The holotype skull of Allodesmus gracilis.

Deméré and Berta (2002), although not focused on Allodesmus taxonomy, noted that the occurrence of three species of Allodesmus within a narrow stratigraphic interval in the Round Mountain Silt is a bit hard to swallow, and I agree. I can understand the rationale behind restricting names to seemingly oddball specimens like the holotypes of Allodesmus kelloggi and Allodesmus kernensis – these are decisions done in spirit of taxonomic stability. However, any argument that these three perceived species are distinctive enough to be recognized as separate taxonomic entities needs to be done quantitatively – which has been done exactly once - by Barnes (1970). There is a huge discrepancy between the rather taxonomically conservative conclusions of Barnes (1970) and the rather optimistic splitting of Allodesmus into several genera.

The holotype mandible of Allodesmus gracilis - or a referred specimen of Allodesmus kernensis?

So, how many species and genera are there? I tend to be on the taxonomic lumping side of things, as modern pinnipeds show quite a bit of variation – and keeping this variation in mind, I think a bit of skepticism is in order regarding new taxonomic names for the densely sampled and well published record of pinnipeds from the eastern North Pacific. I think the following list best summarizes my opinions on which genera and species are real:

Atopotarus? Allodesmus? courseni
Allodesmus packardi (syn: Brachyallodesmus)
Allodesmus kernensis (syn: A. gracilis, A. kelloggi)
Allodesmus sadoensis
Allodesmus sinanoensis (syn: Megagomphos sinanoensis, Allodesmus megallos)
Allodesmus naorai

Next up: we still have at least two more parts to this, including the paleoecology of Allodesmus and the phylogenetic position of the family Desmatophocidae.


L. G. Barnes. 1970. A re-evaluation of mandibles of Allodesmus (Otariidae, Carnivora) from the Round Mountain Silt, Kern County, California.
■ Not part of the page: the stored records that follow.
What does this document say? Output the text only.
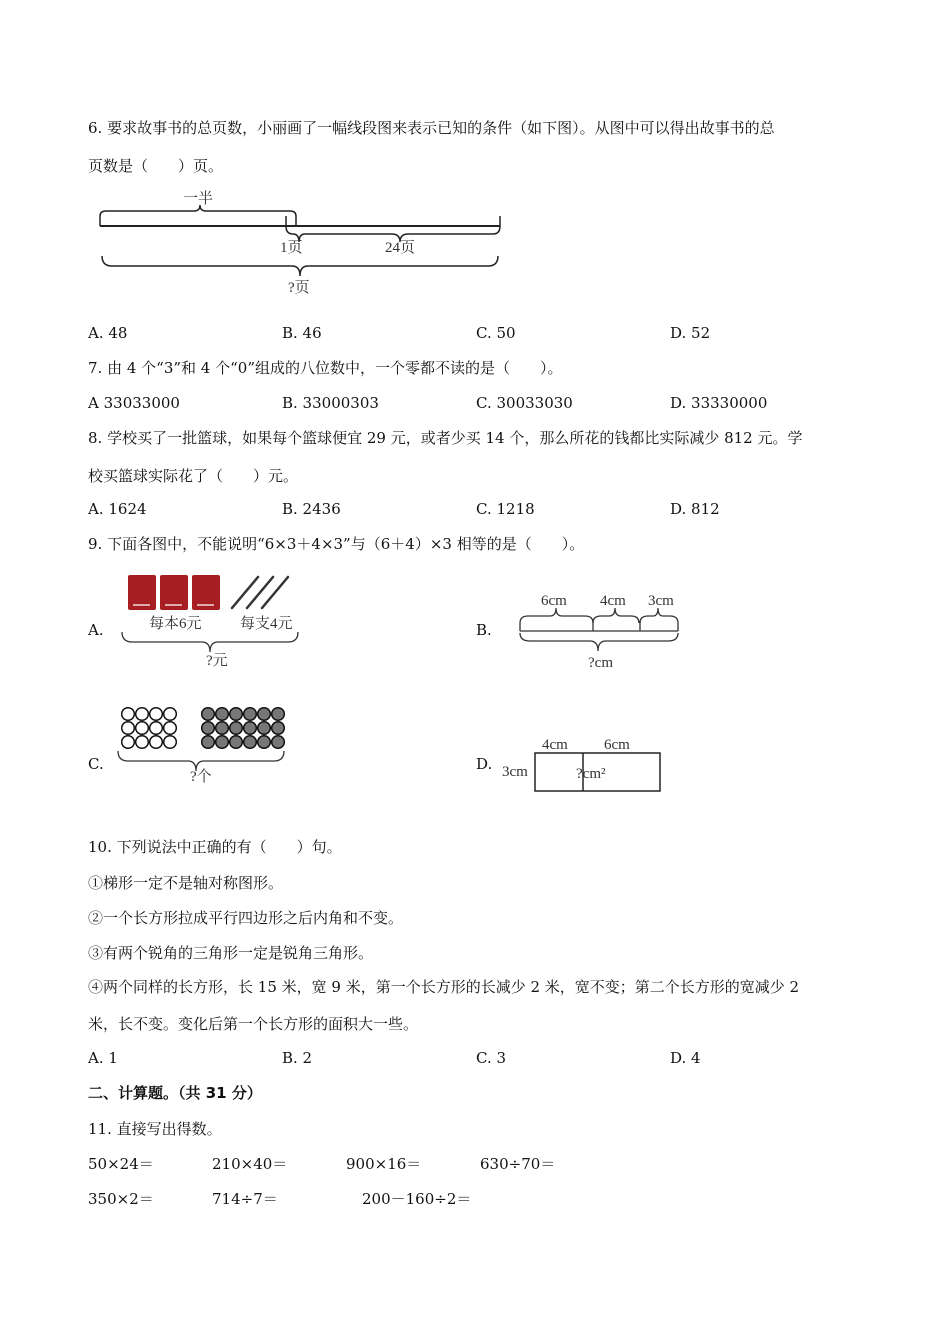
6. 要求故事书的总页数，小丽画了一幅线段图来表示已知的条件（如下图）。从图中可以得出故事书的总
页数是（　　）页。
一半
1页	24页
?页
A. 48	B. 46	C. 50	D. 52
7. 由 4 个“3”和 4 个“0”组成的八位数中，一个零都不读的是（　　）。
A 33033000	B. 33000303	C. 30033030	D. 33330000
8. 学校买了一批篮球，如果每个篮球便宜 29 元，或者少买 14 个，那么所花的钱都比实际减少 812 元。学
校买篮球实际花了（　　）元。
A. 1624	B. 2436	C. 1218	D. 812
9. 下面各图中，不能说明“6×3＋4×3”与（6＋4）×3 相等的是（　　）。
A.	B.
C.	D.
每本6元	每支4元
?元
6cm 4cm 3cm
?cm
?个
4cm 6cm
3cm	?cm²
10. 下列说法中正确的有（　　）句。
①梯形一定不是轴对称图形。
②一个长方形拉成平行四边形之后内角和不变。
③有两个锐角的三角形一定是锐角三角形。
④两个同样的长方形，长 15 米，宽 9 米，第一个长方形的长减少 2 米，宽不变；第二个长方形的宽减少 2
米，长不变。变化后第一个长方形的面积大一些。
A. 1	B. 2	C. 3	D. 4
二、计算题。（共 31 分）
11. 直接写出得数。
50×24＝	210×40＝	900×16＝	630÷70＝
350×2＝	714÷7＝	200－160÷2＝
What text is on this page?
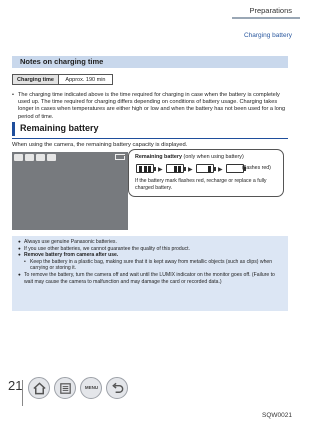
Preparations
Charging battery
Notes on charging time
Charging time	Approx. 190 min
• The charging time indicated above is the time required for charging in case when the battery is completely used up. The time required for charging differs depending on conditions of battery usage. Charging takes longer in cases when temperatures are either high or low and when the battery has not been used for a long period of time.
Remaining battery
When using the camera, the remaining battery capacity is displayed.
Remaining battery (only when using battery)
▶	▶	▶	(flashes red)
If the battery mark flashes red, recharge or replace a fully charged battery.
● Always use genuine Panasonic batteries.
● If you use other batteries, we cannot guarantee the quality of this product.
● Remove battery from camera after use.
• Keep the battery in a plastic bag, making sure that it is kept away from metallic objects (such as clips) when carrying or storing it.
● To remove the battery, turn the camera off and wait until the LUMIX indicator on the monitor goes off. (Failure to wait may cause the camera to malfunction and may damage the card or recorded data.)
21	MENU
SQW0021
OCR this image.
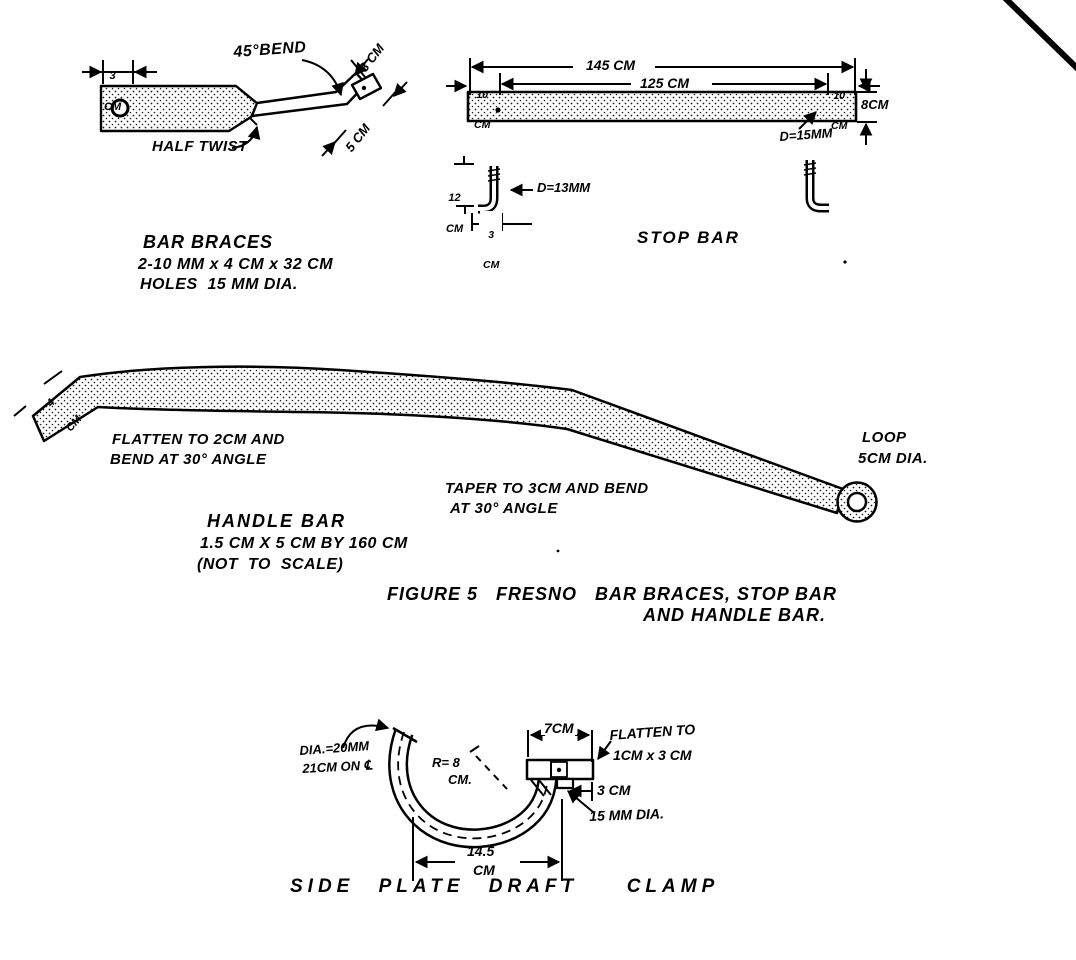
3

CM

45°BEND	3 CM
5 CM
HALF TWIST
BAR BRACES
2-10 MM x 4 CM x 32 CM
HOLES  15 MM DIA.
145 CM
125 CM

10

CM

10

CM

8CM
D=15MM

12

CM

	3

CM

D=13MM
STOP BAR

4

CM

FLATTEN TO 2CM AND
BEND AT 30° ANGLE
TAPER TO 3CM AND BEND
AT 30° ANGLE
LOOP
5CM DIA.
HANDLE BAR
1.5 CM X 5 CM BY 160 CM
(NOT  TO  SCALE)
FIGURE 5   FRESNO   BAR BRACES, STOP BAR
AND HANDLE BAR.
DIA.=20MM
21CM ON ℄	R= 8
CM.
7CM	FLATTEN TO
1CM x 3 CM
3 CM
15 MM DIA.
14.5
CM
SIDE PLATE DRAFT  CLAMP
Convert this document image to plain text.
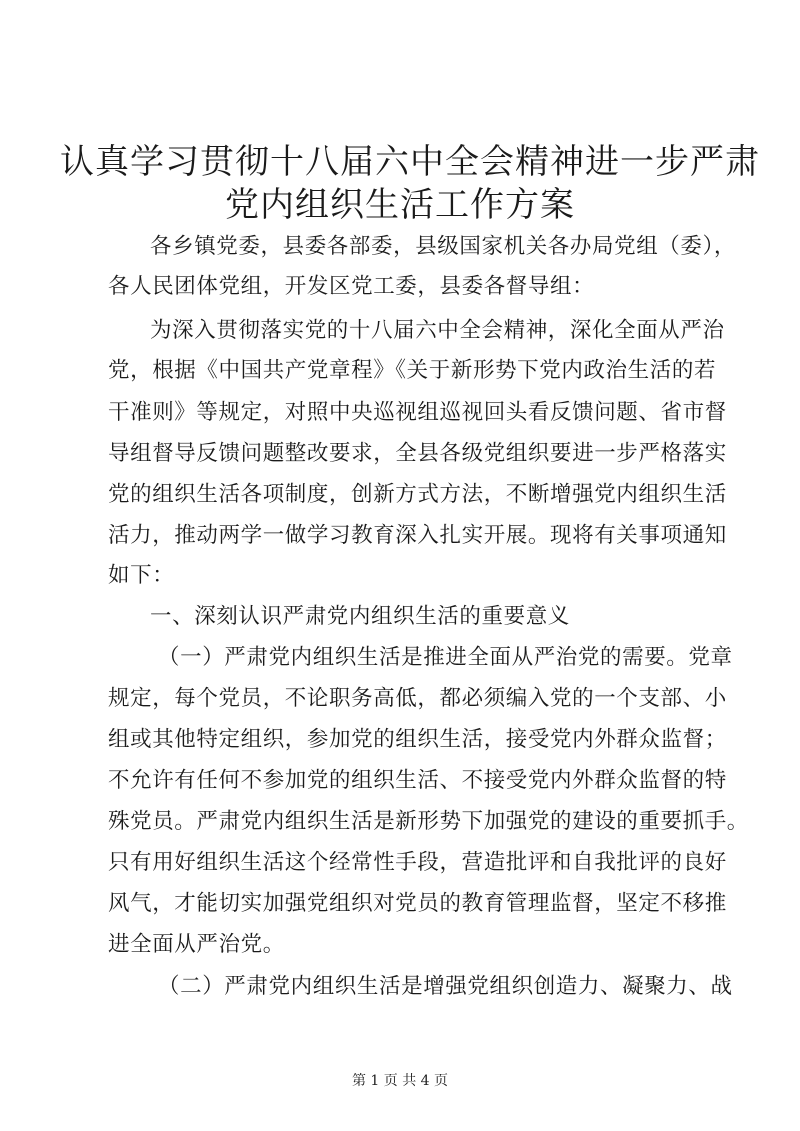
认真学习贯彻十八届六中全会精神进一步严肃
党内组织生活工作方案
各乡镇党委，县委各部委，县级国家机关各办局党组（委），
各人民团体党组，开发区党工委，县委各督导组：
为深入贯彻落实党的十八届六中全会精神，深化全面从严治
党，根据《中国共产党章程》《关于新形势下党内政治生活的若
干准则》等规定，对照中央巡视组巡视回头看反馈问题、省市督
导组督导反馈问题整改要求，全县各级党组织要进一步严格落实
党的组织生活各项制度，创新方式方法，不断增强党内组织生活
活力，推动两学一做学习教育深入扎实开展。现将有关事项通知
如下：
一、深刻认识严肃党内组织生活的重要意义
（一）严肃党内组织生活是推进全面从严治党的需要。党章
规定，每个党员，不论职务高低，都必须编入党的一个支部、小
组或其他特定组织，参加党的组织生活，接受党内外群众监督；
不允许有任何不参加党的组织生活、不接受党内外群众监督的特
殊党员。严肃党内组织生活是新形势下加强党的建设的重要抓手。
只有用好组织生活这个经常性手段，营造批评和自我批评的良好
风气，才能切实加强党组织对党员的教育管理监督，坚定不移推
进全面从严治党。
（二）严肃党内组织生活是增强党组织创造力、凝聚力、战
第 1 页 共 4 页
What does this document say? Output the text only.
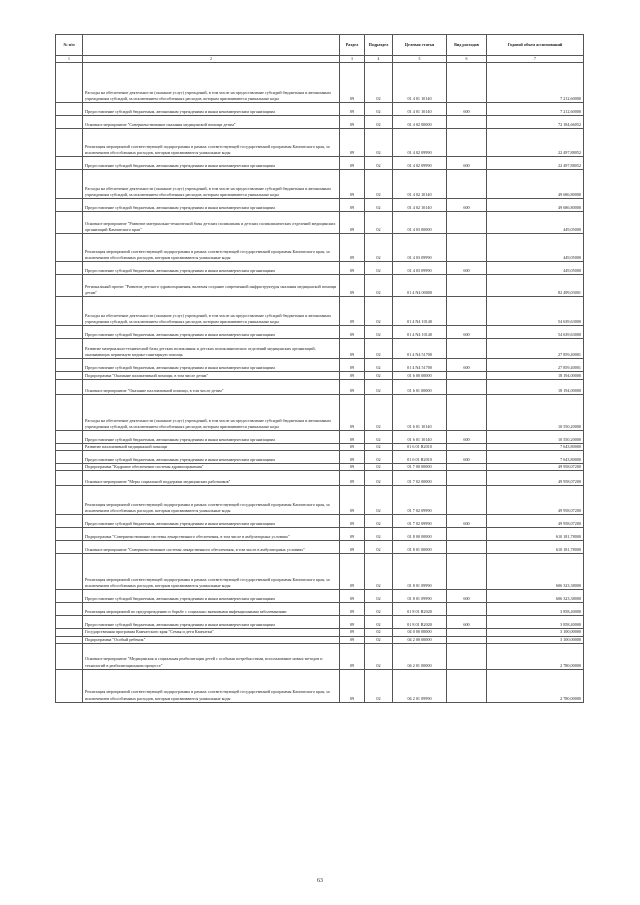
№ п/п		Раздел	Подраздел	Целевая статья	Вид расходов	Годовой объем ассигнований
1	2	3	4	5	6	7
	Расходы на обеспечение деятельности (оказание услуг) учреждений, в том числе на предоставление субсидий бюджетным и автономным учреждениям субсидий, за исключением обособленных расходов, которым присваиваются уникальные коды	09	02	01 4 01 10140		7 212,60000
	Предоставление субсидий бюджетным, автономным учреждениям и иным некоммерческим организациям	09	02	01 4 01 10140	600	7 212,60000
	Основное мероприятие "Совершенствование оказания медицинской помощи детям"	09	02	01 4 02 00000		72 184,66052
	Реализация мероприятий соответствующей подпрограммы в рамках соответствующей государственной программы Камчатского края, за исключением обособленных расходов, которым присваиваются уникальные коды	09	02	01 4 02 09990		22 497,88052
	Предоставление субсидий бюджетным, автономным учреждениям и иным некоммерческим организациям	09	02	01 4 02 09990	600	22 497,88052
	Расходы на обеспечение деятельности (оказание услуг) учреждений, в том числе на предоставление субсидий бюджетным и автономным учреждениям субсидий, за исключением обособленных расходов, которым присваиваются уникальные коды	09	02	01 4 02 10140		49 686,80000
	Предоставление субсидий бюджетным, автономным учреждениям и иным некоммерческим организациям	09	02	01 4 02 10140	600	49 686,80000
	Основное мероприятие "Развитие материально-технической базы детских поликлиник и детских поликлинических отделений медицинских организаций Камчатского края"	09	02	01 4 03 00000		449,05000
	Реализация мероприятий соответствующей подпрограммы в рамках соответствующей государственной программы Камчатского края, за исключением обособленных расходов, которым присваиваются уникальные коды	09	02	01 4 03 09990		449,05000
	Предоставление субсидий бюджетным, автономным учреждениям и иным некоммерческим организациям	09	02	01 4 03 09990	600	449,05000
	Региональный проект "Развитие детского здравоохранения, включая создание современной инфраструктуры оказания медицинской помощи детям"	09	02	01 4 N4 00000		82 499,03001
	Расходы на обеспечение деятельности (оказание услуг) учреждений, в том числе на предоставление субсидий бюджетным и автономным учреждениям субсидий, за исключением обособленных расходов, которым присваиваются уникальные коды	09	02	01 4 N4 10140		54 639,63000
	Предоставление субсидий бюджетным, автономным учреждениям и иным некоммерческим организациям	09	02	01 4 N4 10140	600	54 639,63000
	Развитие материально-технической базы детских поликлиник и детских поликлинических отделений медицинских организаций, оказывающих первичную медико-санитарную помощь	09	02	01 4 N4 51700		27 859,40001
	Предоставление субсидий бюджетным, автономным учреждениям и иным некоммерческим организациям	09	02	01 4 N4 51700	600	27 859,40001
	Подпрограмма "Оказание паллиативной помощи, в том числе детям"	09	02	01 6 00 00000		18 194,00000
	Основное мероприятие "Оказание паллиативной помощи, в том числе детям"	09	02	01 6 01 00000		18 194,00000
	Расходы на обеспечение деятельности (оказание услуг) учреждений, в том числе на предоставление субсидий бюджетным и автономным учреждениям субсидий, за исключением обособленных расходов, которым присваиваются уникальные коды	09	02	01 6 01 10140		10 550,20000
	Предоставление субсидий бюджетным, автономным учреждениям и иным некоммерческим организациям	09	02	01 6 01 10140	600	10 550,20000
	Развитие паллиативной медицинской помощи	09	02	01 6 01 R2010		7 643,80000
	Предоставление субсидий бюджетным, автономным учреждениям и иным некоммерческим организациям	09	02	01 6 01 R2010	600	7 643,80000
	Подпрограмма "Кадровое обеспечение системы здравоохранения"	09	02	01 7 00 00000		49 958,07200
	Основное мероприятие "Меры социальной поддержки медицинских работников"	09	02	01 7 02 00000		49 958,07200
	Реализация мероприятий соответствующей подпрограммы в рамках соответствующей государственной программы Камчатского края, за исключением обособленных расходов, которым присваиваются уникальные коды	09	02	01 7 02 09990		49 958,07200
	Предоставление субсидий бюджетным, автономным учреждениям и иным некоммерческим организациям	09	02	01 7 02 09990	600	49 958,07200
	Подпрограмма "Совершенствование системы лекарственного обеспечения, в том числе в амбулаторных условиях"	09	02	01 8 00 00000		610 181,78000
	Основное мероприятие "Совершенствование системы лекарственного обеспечения, в том числе в амбулаторных условиях"	09	02	01 8 01 00000		610 181,78000
	Реализация мероприятий соответствующей подпрограммы в рамках соответствующей государственной программы Камчатского края, за исключением обособленных расходов, которым присваиваются уникальные коды	09	02	01 8 01 09990		606 323,38000
	Предоставление субсидий бюджетным, автономным учреждениям и иным некоммерческим организациям	09	02	01 8 01 09990	600	606 323,38000
	Реализация мероприятий по предупреждению и борьбе с социально значимыми инфекционными заболеваниями	09	02	01 8 01 R2020		3 858,40000
	Предоставление субсидий бюджетным, автономным учреждениям и иным некоммерческим организациям	09	02	01 8 01 R2020	600	3 858,40000
	Государственная программа Камчатского края "Семья и дети Камчатки"	09	02	04 0 00 00000		3 100,00000
	Подпрограмма "Особый ребенок"	09	02	04 2 00 00000		3 100,00000
	Основное мероприятие "Медицинская и социальная реабилитация детей с особыми потребностями, использование новых методов и технологий в реабилитационном процессе"	09	02	04 2 01 00000		2 780,00000
	Реализация мероприятий соответствующей подпрограммы в рамках соответствующей государственной программы Камчатского края, за исключением обособленных расходов, которым присваиваются уникальные коды	09	02	04 2 01 09990		2 780,00000
63
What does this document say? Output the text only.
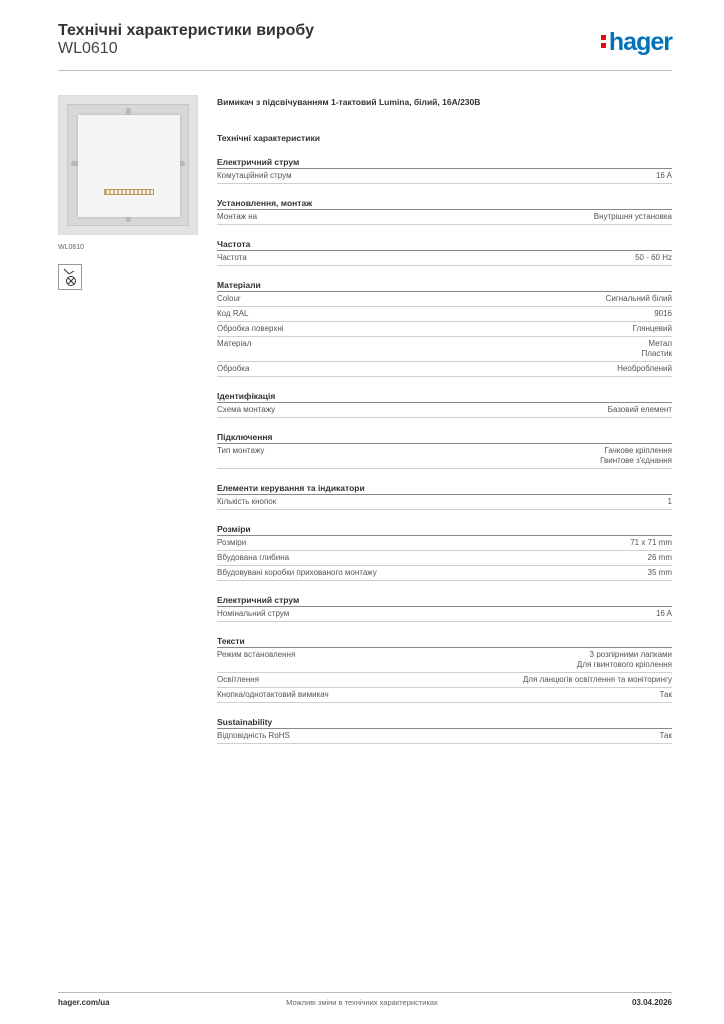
Технічні характеристики виробу
WL0610	hager
WL0610
Вимикач з підсвічуванням 1-тактовий Lumina, білий, 16А/230В
Технічні характеристики
Електричний струм
Комутаційний струм	16 A
Установлення, монтаж
Монтаж на	Внутрішня установка
Частота
Частота	50 - 60 Hz
Матеріали
Colour	Сигнальний білий
Код RAL	9016
Обробка поверхні	Глянцевий
Матеріал	Метал
Пластик
Обробка	Необроблений
Ідентифікація
Схема монтажу	Базовий елемент
Підключення
Тип монтажу	Гачкове кріплення
Гвинтове з'єднання
Елементи керування та індикатори
Кількість кнопок	1
Розміри
Розміри	71 x 71 mm
Вбудована глибина	26 mm
Вбудовувані коробки прихованого монтажу	35 mm
Електричний струм
Номінальний струм	16 A
Тексти
Режим встановлення	З розпірними лапками
Для гвинтового кріплення
Освітлення	Для ланцюгів освітлення та моніторингу
Кнопка/однотактовий вимикач	Так
Sustainability
Відповідність RoHS	Так
hager.com/ua	Можливі зміни в технічних характеристиках	03.04.2026
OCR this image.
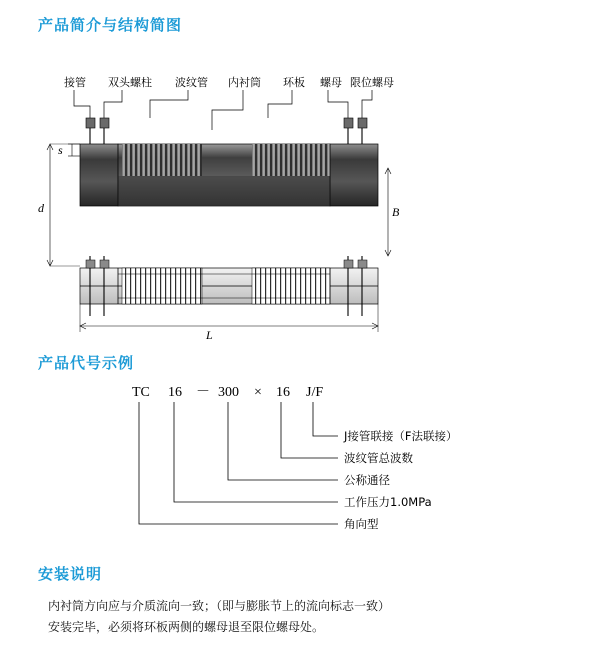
产品简介与结构简图
接管 双头螺柱 波纹管 内衬筒 环板 螺母 限位螺母
s
d	B
L
产品代号示例
TC 16 － 300 × 16 J/F
J接管联接（F法联接）
波纹管总波数
公称通径
工作压力1.0MPa
角向型
安装说明
内衬筒方向应与介质流向一致；（即与膨胀节上的流向标志一致）
安装完毕，必须将环板两侧的螺母退至限位螺母处。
PaleoBios 10:1-24.

L. G. Barnes. 1972. Miocene Desmatophocinae (Mammalia: Carnivora) from California. University of California Publications in Geological Sciences 89:1-76.

L. G. Barnes and K. Hirota. 1995. Miocene pinnipeds of the otariid subfamily Allodesminae in the North Pacific Ocean: Systematics and relationships. The Island Arc 3:329-360.

Demere, T. A., and A. Berta. 2002. The Miocene pinniped Desmatophoca oregonensis Condon 1906 (Mammalia: Carnivora), from the Astoria Formation of Oregon; pp. 113–147 in R. J. Emry (ed.), Cenozoic
Mammals of Land and Sea: Tributes to the Career of Clayton E. Ray. Smithsonian Contributions to Paleobiology 93.

T. Downs. 1956. A new pinniped from the Miocene of southern California: With remarks on the Otariidae. Journal of Paleontology 30(1):115-131.

R. Kellogg. 1922. Pinnipeds from Miocene and Pleistocene deposits of California. University of California Publications in Geological Sciences 13(4):23-132.

N. Kohno. 1996. Miocene pinniped Allodesmus (Mammalia: Carnivora); with special reference to the "Mito seal" from Ibaraki Prefecture, Central Japan. Transactions and Proceedings of the Palaeontological Society of Japan, New Series 181:388-404.

E. D. Mitchell. 1966. The Miocene pinniped Allodesmus. University of California Publications in Geological Sciences 61:1-105.